徐州那所叫“华夏学宫”的地方,门牌早就被摘了,铁门锈了一半,院墙缝里钻出几丛野蔷薇。2019年7月,教育局的查封令贴在公告栏上,买宝瑶拎着一个洗得发白的帆布包走出来,里面装着五本手抄的《女诫》笔记、一把缺了两根弦的古琴,和一张初中毕业证。她当时19岁零8个月,没参加过中考之后的任何一次标准化考试。
这五年,她没碰过数学课本,英语只记得“teacher”和“good morning”。可她记得清清楚楚——2015年4月,孙楠开车带她从北京朝阳区的家出发,一路往南开,开了将近12个小时。潘蔚坐在副驾,全程没回一次头。买宝瑶后座抱着一叠《意林》杂志,是妈妈买红妹塞给她的,页脚全都卷了边。
买红妹那时刚接完一部网剧的配角,片酬八万,扣掉税和中介费剩五万二。她没给自己换新手机,全打进了女儿补习班的账户。白天拍戏,晚上蹲在出租屋客厅教买宝瑶绕口令:“八百标兵奔北坡”,一句一句掰开讲嘴型、气息、重音。买宝瑶练到凌晨两点,嗓子哑了,买红妹就煮梨水,放两颗川贝,不放糖。
孙楠不是不知道。2017年冬天,买宝瑶偷偷用公用电话卡给爸爸打了三次,最后一次他接了,只说:“你妈又给你报了个表演班?别瞎折腾。”挂之前还补了句,“你蔚姨说,女孩子稳当点好。”
他那时候刚把大理苍海高尔夫球会那套别墅过户到潘蔚名下——2007年买的,合同签的是他俩名字。可2009年离婚协议里,买红妹没提这处房,因为她压根不知道。直到2013年,有人在球会会员名单上看见潘蔚的名字,顺手发了个朋友圈。
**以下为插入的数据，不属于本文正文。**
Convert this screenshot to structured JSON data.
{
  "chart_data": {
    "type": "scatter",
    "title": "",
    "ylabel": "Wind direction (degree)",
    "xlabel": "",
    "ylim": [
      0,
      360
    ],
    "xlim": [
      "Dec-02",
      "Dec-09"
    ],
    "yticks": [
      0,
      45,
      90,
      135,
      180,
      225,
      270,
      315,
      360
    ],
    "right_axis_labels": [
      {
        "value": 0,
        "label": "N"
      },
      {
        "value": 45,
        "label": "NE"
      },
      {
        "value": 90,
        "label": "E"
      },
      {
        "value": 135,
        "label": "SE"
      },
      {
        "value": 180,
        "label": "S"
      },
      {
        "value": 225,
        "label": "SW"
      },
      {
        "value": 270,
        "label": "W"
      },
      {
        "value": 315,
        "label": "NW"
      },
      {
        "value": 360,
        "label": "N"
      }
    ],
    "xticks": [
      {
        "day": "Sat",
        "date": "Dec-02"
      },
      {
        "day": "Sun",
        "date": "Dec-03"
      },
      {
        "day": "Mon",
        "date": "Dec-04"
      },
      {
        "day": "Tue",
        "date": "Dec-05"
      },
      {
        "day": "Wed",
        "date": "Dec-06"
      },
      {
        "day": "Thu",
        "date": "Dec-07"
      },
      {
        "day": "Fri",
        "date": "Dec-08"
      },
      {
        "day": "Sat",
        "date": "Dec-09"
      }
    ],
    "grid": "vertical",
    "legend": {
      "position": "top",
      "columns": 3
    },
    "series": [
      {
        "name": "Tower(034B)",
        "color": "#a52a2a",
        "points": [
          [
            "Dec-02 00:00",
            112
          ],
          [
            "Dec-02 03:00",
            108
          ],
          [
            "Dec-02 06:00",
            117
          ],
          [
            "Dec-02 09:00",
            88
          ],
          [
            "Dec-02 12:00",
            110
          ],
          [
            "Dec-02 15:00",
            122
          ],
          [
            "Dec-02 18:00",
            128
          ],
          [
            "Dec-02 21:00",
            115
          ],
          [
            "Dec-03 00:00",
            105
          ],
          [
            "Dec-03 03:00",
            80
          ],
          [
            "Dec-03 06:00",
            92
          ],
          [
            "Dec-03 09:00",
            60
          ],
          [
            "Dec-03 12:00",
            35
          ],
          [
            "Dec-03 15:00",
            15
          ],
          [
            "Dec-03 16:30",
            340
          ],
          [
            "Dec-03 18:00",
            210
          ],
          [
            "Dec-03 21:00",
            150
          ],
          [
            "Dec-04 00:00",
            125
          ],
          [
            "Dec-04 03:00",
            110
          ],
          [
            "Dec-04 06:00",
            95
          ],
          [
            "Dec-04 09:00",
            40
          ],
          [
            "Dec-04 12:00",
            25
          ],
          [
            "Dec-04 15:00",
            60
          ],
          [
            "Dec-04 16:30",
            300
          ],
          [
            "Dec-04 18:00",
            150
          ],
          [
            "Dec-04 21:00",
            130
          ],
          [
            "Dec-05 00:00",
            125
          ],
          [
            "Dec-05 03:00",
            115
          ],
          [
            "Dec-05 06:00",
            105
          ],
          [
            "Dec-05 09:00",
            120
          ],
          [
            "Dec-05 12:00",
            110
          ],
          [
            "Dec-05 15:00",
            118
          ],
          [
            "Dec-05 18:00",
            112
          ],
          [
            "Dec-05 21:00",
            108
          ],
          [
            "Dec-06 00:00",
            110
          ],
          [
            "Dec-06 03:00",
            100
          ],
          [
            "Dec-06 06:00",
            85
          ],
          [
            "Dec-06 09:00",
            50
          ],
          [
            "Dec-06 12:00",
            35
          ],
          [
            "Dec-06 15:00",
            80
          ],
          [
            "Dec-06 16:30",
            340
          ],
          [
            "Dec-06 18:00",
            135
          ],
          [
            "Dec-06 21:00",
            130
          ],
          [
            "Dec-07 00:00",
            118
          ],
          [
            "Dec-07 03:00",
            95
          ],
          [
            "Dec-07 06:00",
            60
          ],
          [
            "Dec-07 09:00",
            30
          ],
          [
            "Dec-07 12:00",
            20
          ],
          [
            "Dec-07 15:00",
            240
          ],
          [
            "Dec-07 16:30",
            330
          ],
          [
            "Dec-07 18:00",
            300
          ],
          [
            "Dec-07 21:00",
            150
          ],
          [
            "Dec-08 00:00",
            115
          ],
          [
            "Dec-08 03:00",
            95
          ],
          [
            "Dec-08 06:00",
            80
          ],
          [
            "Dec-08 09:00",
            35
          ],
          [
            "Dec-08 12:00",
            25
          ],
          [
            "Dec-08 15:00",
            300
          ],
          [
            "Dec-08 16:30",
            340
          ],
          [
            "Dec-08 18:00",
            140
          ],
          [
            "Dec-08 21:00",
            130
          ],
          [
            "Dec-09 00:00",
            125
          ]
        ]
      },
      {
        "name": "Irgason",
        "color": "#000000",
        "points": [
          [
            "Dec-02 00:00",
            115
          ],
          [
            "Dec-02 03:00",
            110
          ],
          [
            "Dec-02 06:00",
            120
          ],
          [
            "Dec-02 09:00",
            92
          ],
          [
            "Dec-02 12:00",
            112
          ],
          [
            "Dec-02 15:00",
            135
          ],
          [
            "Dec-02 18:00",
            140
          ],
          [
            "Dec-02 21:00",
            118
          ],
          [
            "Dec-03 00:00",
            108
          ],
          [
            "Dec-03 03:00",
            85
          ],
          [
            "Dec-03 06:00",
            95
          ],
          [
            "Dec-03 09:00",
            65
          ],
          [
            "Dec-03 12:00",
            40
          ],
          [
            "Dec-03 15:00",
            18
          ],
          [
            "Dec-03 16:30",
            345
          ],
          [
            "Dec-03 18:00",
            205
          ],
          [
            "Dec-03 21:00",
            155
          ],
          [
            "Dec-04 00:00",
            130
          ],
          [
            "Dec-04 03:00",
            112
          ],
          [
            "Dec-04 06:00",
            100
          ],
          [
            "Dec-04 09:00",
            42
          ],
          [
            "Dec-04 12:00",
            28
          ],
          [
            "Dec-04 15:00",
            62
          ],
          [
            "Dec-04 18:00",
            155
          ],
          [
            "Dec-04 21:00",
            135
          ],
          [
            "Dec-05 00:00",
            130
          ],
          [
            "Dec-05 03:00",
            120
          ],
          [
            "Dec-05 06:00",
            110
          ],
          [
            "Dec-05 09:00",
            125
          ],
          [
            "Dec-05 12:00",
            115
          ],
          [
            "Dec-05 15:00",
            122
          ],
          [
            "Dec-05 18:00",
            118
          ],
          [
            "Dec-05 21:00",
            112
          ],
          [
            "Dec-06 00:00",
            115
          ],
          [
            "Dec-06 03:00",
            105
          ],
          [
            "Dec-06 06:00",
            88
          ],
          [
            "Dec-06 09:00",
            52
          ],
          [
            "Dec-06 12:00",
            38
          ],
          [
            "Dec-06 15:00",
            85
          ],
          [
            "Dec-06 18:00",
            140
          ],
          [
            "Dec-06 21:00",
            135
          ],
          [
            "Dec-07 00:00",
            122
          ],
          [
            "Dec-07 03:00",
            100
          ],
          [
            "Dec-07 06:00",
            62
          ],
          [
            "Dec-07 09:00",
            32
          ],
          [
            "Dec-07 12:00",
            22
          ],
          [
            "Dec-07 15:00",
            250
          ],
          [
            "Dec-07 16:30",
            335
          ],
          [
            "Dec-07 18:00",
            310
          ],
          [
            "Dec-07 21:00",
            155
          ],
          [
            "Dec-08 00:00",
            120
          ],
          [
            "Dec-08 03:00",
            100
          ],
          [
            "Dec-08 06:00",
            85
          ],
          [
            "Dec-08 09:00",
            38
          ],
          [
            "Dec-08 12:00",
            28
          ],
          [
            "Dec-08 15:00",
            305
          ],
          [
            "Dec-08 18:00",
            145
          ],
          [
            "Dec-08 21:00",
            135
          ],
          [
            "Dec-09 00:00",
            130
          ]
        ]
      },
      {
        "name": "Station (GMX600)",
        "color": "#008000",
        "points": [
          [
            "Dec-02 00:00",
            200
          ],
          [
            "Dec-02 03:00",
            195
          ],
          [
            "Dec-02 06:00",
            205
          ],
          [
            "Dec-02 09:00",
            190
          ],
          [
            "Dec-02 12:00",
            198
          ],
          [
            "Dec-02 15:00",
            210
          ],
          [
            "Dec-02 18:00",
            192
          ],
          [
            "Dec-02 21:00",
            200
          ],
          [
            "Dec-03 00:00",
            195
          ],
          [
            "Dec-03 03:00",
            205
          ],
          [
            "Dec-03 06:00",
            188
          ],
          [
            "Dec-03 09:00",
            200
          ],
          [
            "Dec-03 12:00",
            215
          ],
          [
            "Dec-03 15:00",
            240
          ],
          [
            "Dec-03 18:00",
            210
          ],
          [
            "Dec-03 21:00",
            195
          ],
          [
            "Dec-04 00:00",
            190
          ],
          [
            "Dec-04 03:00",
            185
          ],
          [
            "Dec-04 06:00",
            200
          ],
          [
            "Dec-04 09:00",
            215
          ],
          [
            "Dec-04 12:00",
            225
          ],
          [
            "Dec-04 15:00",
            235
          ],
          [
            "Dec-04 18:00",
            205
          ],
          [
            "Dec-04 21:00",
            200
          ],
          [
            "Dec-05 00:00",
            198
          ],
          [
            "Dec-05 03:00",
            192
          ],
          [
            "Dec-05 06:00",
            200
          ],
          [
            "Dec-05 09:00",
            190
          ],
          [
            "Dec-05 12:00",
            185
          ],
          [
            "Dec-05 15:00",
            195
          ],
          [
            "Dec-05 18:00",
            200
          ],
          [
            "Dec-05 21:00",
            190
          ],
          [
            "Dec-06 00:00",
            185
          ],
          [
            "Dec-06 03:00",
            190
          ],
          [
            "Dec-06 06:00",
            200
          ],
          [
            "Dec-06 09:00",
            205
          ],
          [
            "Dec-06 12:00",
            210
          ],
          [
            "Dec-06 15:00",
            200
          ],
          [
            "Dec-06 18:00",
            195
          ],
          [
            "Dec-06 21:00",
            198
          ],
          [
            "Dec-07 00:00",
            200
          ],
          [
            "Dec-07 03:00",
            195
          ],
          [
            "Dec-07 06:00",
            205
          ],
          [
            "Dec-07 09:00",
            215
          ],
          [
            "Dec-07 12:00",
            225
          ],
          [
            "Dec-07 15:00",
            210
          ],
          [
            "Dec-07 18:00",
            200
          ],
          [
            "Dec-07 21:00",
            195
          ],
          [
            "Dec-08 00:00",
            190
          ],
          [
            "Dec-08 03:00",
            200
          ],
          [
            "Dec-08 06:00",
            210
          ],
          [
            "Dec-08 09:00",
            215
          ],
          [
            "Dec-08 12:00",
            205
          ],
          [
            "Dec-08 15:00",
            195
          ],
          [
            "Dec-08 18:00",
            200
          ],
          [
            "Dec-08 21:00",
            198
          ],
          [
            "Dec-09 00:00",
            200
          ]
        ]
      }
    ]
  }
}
现在的孙楠,57岁,穿浅灰羊绒衫配米白阔腿裤,头发留长了,发尾烫得一丝不苟。四年减掉60斤,瘦得颧骨像要戳破皮肤。网友截图他某场茶文化讲座的站姿,说他像极了跳《只此青绿》的男舞者,就是眼神飘忽,总往台下第三排扫——那里坐着潘蔚,还有她女儿,刚拿到伦敦艺术学院的offer。
买宝瑶上个月在横店一个群演盒饭摊前加了微信,对方是中戏导演系研究生。她没提自己爸是谁,对方也没问。两人聊了三小时剧本结构,临走时那人说:“你台词节奏感很怪,但怪得有味道。”
对吧?有些门关上了,人却未必非得从原路爬出去。